Kinder- und Jugendbücher prägen unsere Sicht auf die Welt und die in ihr lebenden Menschen, Tiere und uns selbst von Kindheitstagen an nachhaltig. Das Medium Buch vermittelt ein Welt-, Menschen- und Selbstbild auf vielfältige Weise und hat damit großen Einfluss auf die Entwicklung heranwachsender Kinder und Jugendlicher. Viele der Bücher, die heute noch gelesen werden, sind Kinder- und Jugendbuchlassiker, die schon vor 50 Jahren gerne gelesen wurden. Doch, sind diese Bücher heute noch ohne Bedenken und ohne kritische Reflexion lesbar?
Und in welcher Form kann dies geschehen?
Clara Hallerbach (Von Studierenden für Studierende)
Betrachtet man die schwedische Bauernhof-Idylle in Astrid Lindgrens „Wir Kinder aus Bullerbü“ wird bereits in der Vorstellung der Protagonist*innen deutlich, dass hier geschlechtliche Stereotype bedient werden. Zieht man die ersten beiden von vier Zielen des Anti-Bias-Ansatzes von Louise Derman-Sparks hinzu, können Textstellen mit stereotypen Geschlechterrollen aufgedeckt und mit den weiteren zwei Zielen Handlungsmöglichkeiten entwickelt werden (Hahn, Kübler & Kontzi, 2012; https://www.anti-bias-netz.org/start/methode/).
Bei Ziel eins geht es darum, die Ich-Identität und die Bezugsgruppenidentität zu stärken: Die Jungen werden als mutig, schnell, stark, und anstrengend beschrieben und wollen Drehumdiebolzeningenieur, Häuptling oder Lokomotivführer werden. Die Mädchen spielen mit Puppen und helfen in der Küche. Sie fürchten sich, wenn die Jungen ihnen einen Streich spielen und zumindest die Protagonistin Lisa möchte Mama werden und den Haushalt machen.
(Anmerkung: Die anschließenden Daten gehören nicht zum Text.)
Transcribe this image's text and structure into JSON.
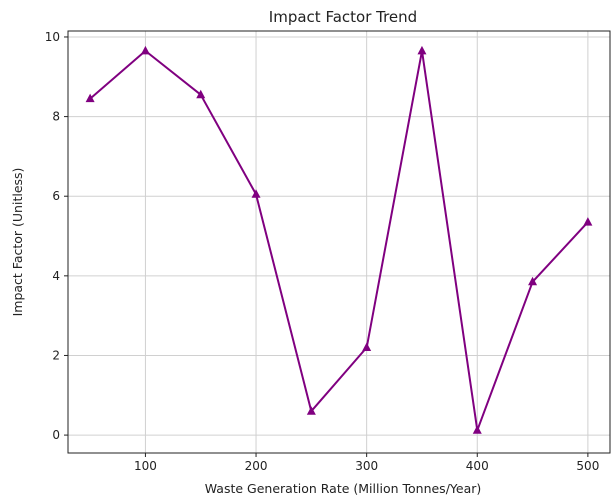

Durch diese stereotype Beschreibung der Protagonist*innen wird den Kindern ein Verhalten zugeschrieben, welches sich gesellschaftlichen Normen nach für Jungen und Mädchen „gehört“, mit dem sich aber möglicherweise nicht alle Leser*innen identifizieren können. Die Entwicklung des Selbstbewusstseins und Selbstwertgefühls Seitens der Leser*innen kann so erschwert werden, wenn keine Identifizierung mit einer der Protagonist*innen erlebt wird.
Ziel zwei sieht vor den Umgang von Vielfalt zu fördern: Die Kinder, die diese Geschichten lesen oder vorgelesen bekommen, nehmen diese Rollenverteilung als gegeben auf und entwickeln eine entsprechende Haltung und bewerten entsprechend ihr Umfeld. Unterschiede zwischen Jungen und Mädchen werden deutlich, jedoch sind die Mädchen häufiger die unter Streichen und Hänseleien der Jungen Leidtragenden.
Anhand der Ziele drei und vier kann das kritische Denken der Rezipient*innen gefördert und mit ihnen über konkrete Handlungsmöglichkeiten gegen Ungerechtigkeit nachgedacht und Aktionen entwickelt werden.
Ein diversitätskritischer Blick in die mögliche nächste Lektüre lohnt also insofern, als dass Kinder, Jugendliche und Erwachsene die Möglichkeit bekommen, ihre Kompetenzen und ihre Haltung in Bezug auf die Vielfalt, die unsere Gesellschaft abbildet, zu erweitern und Ungerechtigkeiten zu erkennen sowie dagegen vorzugehen.